Positive and negative sequences are required to form pairs and have the same order after sorting by their sequence IDs in FASTA files. To make sure that the analysis will be done on the correct sequence pairs, it is recommended to give identical IDs to your sequences belonging to the same pair.

Load motif PWMs

motif_dict = score.load_motifs('./data/JASPAR2020_CORE_vertebrates_motifs/')

Currently, this module only supports motif files in JASPAR format and requires separate files for different motifs with all the files stored in one folder. Go here to take a look at the format of motif files.

Run MAGGIE to test a specific motif while obtaining motif score differences

This way gives you motif score differences for custom statistical testing.

name, ID, stats, pvals, score_diffs = score.test_one_motif(motif_dict['CTCF$MA0139.1'], pos_seq_dict, neg_seq_dict)

stats, pvals

This module will output a list of 1,000 statistics and 1,000 p-values from the Wilcoxon signed-rank test. The first values represent the original results from the given samples. The following 999 values are based on bootstrapping by randomly sampling the inputs with replacement and re-doing the statistical testing. These values are used to generate the confidence interval displayed in the final outputs of MAGGIE using executable scripts.

score_diffs

This includes all the motif score differences of the input samples for the testing motif.
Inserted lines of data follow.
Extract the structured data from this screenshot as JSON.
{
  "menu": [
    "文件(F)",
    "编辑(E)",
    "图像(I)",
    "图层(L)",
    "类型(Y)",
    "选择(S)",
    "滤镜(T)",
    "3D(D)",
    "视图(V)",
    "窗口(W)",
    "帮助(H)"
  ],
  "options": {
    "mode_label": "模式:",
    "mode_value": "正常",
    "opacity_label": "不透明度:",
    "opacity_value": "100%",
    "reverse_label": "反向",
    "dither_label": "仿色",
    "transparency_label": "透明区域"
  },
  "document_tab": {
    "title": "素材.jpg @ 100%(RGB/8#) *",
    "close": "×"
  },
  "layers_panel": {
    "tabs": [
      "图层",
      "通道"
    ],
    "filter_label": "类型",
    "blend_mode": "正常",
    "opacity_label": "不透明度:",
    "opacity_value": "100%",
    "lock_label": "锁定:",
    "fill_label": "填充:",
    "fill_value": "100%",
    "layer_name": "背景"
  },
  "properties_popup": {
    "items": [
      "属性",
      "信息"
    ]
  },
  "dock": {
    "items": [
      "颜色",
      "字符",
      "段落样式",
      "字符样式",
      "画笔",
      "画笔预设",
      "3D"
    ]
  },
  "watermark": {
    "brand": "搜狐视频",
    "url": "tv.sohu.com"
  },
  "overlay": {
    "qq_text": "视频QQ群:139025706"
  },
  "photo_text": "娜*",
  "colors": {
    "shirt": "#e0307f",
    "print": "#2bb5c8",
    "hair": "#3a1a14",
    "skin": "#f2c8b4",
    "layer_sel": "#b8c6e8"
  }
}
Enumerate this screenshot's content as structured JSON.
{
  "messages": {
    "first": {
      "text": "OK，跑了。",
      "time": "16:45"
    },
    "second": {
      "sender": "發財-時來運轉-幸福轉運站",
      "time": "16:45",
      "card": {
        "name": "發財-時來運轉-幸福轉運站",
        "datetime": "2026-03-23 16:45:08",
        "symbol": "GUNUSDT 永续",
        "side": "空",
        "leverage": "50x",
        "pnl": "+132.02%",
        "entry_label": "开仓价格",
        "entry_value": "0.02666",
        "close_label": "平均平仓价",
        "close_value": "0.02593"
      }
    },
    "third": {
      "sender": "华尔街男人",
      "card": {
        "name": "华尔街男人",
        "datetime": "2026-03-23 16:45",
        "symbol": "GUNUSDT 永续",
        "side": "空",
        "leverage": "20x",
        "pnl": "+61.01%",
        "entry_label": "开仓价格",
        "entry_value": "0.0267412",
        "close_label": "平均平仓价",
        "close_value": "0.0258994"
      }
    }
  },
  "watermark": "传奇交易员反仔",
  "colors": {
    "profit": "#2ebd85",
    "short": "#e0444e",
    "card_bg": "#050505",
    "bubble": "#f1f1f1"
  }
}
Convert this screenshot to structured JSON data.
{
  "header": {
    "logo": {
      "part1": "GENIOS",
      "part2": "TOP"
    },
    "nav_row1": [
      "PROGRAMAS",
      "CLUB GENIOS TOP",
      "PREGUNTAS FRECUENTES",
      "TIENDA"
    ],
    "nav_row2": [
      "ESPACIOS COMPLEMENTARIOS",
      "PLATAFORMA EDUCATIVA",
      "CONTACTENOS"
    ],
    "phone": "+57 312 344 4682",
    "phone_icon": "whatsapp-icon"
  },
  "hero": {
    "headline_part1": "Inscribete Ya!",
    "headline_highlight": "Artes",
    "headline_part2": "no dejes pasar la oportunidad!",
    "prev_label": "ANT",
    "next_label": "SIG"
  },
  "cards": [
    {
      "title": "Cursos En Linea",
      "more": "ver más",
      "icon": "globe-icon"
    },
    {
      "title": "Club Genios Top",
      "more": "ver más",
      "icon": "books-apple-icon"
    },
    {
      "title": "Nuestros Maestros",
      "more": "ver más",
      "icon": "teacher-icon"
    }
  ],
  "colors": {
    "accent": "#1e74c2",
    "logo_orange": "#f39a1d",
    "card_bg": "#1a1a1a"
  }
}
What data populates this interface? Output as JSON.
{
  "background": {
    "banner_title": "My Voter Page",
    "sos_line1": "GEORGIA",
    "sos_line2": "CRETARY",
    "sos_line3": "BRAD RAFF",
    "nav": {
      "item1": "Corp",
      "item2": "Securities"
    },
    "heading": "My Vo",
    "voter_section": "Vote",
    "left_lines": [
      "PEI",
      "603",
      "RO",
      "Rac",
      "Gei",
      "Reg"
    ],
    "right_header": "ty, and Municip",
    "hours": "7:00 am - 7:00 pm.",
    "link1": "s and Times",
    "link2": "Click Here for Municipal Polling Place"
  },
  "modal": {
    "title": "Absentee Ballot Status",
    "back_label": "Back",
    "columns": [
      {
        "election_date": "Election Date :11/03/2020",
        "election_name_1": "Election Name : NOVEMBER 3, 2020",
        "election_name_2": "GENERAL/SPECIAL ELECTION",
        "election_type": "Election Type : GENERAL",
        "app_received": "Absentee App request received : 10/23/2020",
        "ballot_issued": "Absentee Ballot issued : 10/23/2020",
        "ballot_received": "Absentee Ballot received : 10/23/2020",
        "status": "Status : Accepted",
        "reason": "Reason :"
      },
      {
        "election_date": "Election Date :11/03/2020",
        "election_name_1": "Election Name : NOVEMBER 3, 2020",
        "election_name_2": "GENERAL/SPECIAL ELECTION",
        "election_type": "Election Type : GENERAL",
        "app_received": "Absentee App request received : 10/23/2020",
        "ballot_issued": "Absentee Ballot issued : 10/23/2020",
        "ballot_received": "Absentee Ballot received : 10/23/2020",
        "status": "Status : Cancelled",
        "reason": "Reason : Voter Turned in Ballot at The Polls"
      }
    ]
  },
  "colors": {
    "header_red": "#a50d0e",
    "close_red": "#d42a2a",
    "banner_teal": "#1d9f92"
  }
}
By default, MAGGIE filters out zero differences and conducts statistical tests only on non-zero differences. These score differences are not automatically saved by using executable scripts since they could take up a lot of space depending on your sample size.

Another way to obtain motif score differences

We also provide modules to compute motif scores. After computing the motif scores of positive and negative sequences, you can obtain score differences by substracting motif scores in pairs.

#compute scores for positive sequences
pos_scores = score.compute_scores(motif_dict['CTCF$MA0139.1'], pos_seq_dict, top_site=1)

#compute scores for negative sequences
neg_scores = score.compute_scores(motif_dict['CTCF$MA0139.1'], neg_seq_dict, top_site=1)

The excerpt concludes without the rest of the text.